Er zijn veel voorbeelden van ovoviviparous dieren in de natuur, vooral wat betreft aquatisch, reptiel of soortgelijke en ongewervelde dieren, hier sommigen:

- Hij Smerige haai ((Cetorhinus maximus): Het is de tweede grootste vis in de zee. Ze hebben 2 tot 6 jonge per reproductieve cyclus, die worden geproduceerd in eieren in het vrouwtje, die binnen uitkomen en worden vrijgegeven als volledig gevormd offshore.

- De Liga slang ((Thamnophis sortalis): Van de meest voorkomende slangen in Noord -Amerika, die kunnen worden gevonden vanuit Canada naar de kust van Florida.

- De ruiters van zee (geslacht Zeepaardje): Kleine mariene dieren die worden gekarakteriseerd omdat vrouwen eieren afzetten bij mannen, die ze incuberen totdat ze binnen uitkomen en jong worden ontwikkeld, worden in water vrijgelaten.

- De Roughvipers ((Vipera Aspis): Een soort veel voorkomende Viper in Europa (het meet minder dan één meter lang).

- Hij Lución golf "Kristalcake”(Anguis fragilis): Een soort hagedis zonder benen die eruit ziet als een slang (gerelateerd aan reptielen).

Referenties

  1. Abrupt, r.
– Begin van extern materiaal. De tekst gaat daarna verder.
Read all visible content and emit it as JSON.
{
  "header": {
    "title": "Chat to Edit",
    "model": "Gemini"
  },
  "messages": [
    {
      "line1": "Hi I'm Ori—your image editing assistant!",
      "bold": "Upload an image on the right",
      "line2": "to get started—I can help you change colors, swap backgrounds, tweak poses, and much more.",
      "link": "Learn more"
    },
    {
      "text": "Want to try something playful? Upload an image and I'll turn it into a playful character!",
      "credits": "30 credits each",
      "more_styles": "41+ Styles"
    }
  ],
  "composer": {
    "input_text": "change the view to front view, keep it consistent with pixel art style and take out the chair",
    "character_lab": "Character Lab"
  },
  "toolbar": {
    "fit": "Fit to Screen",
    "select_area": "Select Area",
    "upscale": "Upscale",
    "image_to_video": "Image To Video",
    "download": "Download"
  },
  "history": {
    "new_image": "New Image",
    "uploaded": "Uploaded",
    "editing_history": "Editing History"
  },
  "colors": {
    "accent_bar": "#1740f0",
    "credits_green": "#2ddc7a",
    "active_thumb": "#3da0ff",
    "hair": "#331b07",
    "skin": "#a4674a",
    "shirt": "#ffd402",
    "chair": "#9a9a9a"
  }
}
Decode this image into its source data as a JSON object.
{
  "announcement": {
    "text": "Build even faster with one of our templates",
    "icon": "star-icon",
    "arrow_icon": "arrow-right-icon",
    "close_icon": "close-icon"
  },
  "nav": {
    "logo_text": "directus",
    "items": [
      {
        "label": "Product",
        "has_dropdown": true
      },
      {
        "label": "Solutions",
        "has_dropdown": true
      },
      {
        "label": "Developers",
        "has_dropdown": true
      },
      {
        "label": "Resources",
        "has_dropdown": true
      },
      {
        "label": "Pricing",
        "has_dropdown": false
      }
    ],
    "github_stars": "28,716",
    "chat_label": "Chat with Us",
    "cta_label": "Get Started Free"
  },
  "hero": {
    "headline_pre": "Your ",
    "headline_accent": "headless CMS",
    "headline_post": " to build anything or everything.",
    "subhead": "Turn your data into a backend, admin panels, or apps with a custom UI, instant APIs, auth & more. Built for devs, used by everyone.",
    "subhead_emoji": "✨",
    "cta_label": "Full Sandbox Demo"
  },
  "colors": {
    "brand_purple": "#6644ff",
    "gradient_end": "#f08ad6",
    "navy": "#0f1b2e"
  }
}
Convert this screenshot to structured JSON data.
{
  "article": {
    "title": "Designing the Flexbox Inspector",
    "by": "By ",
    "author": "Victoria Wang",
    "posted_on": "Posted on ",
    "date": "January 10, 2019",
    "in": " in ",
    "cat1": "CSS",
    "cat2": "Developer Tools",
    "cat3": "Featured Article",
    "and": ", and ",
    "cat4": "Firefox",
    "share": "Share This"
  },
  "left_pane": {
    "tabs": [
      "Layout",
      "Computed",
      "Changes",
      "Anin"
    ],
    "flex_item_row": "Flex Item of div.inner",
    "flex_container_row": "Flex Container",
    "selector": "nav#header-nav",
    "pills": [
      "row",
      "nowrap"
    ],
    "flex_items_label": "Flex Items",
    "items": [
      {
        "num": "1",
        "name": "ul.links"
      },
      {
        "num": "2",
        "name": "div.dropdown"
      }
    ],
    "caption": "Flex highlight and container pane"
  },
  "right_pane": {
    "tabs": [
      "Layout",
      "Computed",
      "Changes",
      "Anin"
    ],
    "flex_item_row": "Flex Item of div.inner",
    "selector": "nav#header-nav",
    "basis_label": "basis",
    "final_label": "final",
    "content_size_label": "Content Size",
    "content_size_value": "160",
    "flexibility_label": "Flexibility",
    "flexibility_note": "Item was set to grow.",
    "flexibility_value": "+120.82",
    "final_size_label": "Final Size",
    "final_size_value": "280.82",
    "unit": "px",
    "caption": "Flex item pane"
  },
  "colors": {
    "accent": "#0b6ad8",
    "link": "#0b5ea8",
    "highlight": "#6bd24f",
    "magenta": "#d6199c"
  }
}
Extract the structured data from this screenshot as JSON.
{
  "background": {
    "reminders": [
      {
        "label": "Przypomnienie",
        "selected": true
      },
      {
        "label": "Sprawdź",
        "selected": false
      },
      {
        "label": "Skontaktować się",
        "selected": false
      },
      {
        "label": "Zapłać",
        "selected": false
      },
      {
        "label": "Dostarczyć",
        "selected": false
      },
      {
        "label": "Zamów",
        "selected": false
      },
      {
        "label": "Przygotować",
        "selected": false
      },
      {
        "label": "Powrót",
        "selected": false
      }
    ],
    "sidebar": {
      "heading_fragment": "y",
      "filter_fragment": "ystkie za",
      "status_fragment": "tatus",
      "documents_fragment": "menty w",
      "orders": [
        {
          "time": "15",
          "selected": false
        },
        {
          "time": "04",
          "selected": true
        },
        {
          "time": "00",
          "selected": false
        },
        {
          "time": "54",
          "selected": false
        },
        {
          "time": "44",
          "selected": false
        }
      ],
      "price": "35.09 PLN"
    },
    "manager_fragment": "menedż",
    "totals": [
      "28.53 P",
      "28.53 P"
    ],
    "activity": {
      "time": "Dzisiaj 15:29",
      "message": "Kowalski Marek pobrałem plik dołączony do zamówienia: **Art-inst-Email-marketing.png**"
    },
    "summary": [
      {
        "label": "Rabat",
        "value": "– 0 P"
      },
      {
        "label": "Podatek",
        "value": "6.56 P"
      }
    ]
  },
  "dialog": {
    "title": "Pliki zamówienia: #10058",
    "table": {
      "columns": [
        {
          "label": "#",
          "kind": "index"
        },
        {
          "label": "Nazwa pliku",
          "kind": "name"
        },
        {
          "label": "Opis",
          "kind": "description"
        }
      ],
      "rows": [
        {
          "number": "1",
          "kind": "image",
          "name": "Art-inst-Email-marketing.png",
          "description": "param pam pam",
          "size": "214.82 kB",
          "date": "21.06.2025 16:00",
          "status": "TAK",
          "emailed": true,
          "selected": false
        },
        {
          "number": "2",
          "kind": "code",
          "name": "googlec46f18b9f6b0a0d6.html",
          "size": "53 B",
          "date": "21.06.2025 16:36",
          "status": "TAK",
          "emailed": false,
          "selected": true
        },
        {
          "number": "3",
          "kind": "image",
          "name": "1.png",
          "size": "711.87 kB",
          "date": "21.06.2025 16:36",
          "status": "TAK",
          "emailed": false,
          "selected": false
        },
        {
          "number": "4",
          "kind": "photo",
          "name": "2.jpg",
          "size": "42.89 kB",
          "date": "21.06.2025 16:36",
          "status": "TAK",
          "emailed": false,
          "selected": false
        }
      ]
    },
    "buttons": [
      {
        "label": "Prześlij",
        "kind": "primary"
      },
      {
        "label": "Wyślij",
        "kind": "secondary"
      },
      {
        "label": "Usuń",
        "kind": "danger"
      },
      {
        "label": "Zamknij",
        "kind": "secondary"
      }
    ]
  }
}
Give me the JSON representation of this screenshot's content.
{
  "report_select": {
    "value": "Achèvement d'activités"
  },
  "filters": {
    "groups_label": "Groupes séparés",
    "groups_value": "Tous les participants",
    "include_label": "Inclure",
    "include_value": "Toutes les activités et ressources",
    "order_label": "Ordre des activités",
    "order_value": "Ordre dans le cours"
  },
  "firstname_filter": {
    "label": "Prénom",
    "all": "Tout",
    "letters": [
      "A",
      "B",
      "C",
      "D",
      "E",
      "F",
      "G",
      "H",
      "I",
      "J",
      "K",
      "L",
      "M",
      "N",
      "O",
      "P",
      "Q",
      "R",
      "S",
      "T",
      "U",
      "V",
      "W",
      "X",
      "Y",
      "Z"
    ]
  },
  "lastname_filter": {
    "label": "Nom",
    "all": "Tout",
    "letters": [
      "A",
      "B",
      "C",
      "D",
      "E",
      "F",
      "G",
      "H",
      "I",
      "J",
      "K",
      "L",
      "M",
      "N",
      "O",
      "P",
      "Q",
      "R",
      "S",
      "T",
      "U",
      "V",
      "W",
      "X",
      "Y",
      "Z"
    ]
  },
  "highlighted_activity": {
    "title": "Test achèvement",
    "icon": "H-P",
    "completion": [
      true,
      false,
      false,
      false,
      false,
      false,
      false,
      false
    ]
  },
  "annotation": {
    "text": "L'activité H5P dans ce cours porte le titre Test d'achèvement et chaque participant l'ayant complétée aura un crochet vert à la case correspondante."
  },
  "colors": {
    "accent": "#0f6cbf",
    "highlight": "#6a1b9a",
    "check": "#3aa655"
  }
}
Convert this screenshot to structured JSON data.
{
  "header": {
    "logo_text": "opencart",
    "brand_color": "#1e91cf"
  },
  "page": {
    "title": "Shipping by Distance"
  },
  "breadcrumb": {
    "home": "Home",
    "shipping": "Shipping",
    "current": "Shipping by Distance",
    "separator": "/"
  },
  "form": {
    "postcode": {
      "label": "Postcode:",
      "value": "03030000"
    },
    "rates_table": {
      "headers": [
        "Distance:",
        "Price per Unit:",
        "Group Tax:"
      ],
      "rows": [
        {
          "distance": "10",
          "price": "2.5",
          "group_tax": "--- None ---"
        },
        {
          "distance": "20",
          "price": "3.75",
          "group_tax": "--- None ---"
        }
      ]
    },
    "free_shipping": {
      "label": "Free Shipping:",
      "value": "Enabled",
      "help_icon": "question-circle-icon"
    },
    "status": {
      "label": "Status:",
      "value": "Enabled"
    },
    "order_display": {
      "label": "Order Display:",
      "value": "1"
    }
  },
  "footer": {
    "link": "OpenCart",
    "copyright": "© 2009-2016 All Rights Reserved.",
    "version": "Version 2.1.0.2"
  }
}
C., & Abrupt, g. J. (2003). Ongewervelde dieren (nee. QL 362. B78 2003). Basisstapel.
  2. Hickman, c. P., Roberts, l. S., Larson, a., Ober, W. C., & Garrison, c. (2001). Geïntegreerd profiel van zoölogie (vol. vijftien). New York: McGraw-Hill.
  3. Kardong, K. V. (2002). Gewervelde dieren: vergelijkende anatomie, functie, evolutie (nee. QL805 K35 2006). New York: McGraw-Hill.
  4. Solomon, E. P., Berg, L. R., & Martin, D. W. (2011). Biologie (9e edn). Brooks/Cole, Cengage Learning: VS.
  5. Tremblay, e. (1997). Embonische ontwikkeling; Ovipariteit en vivipary, (pp. 257-260). Ben-Dov en., Hodgson Ch. J. (Eds). Zachte schaal insecten-their biologie, natuurlijke vijanden en controle. Amsterdam, New York.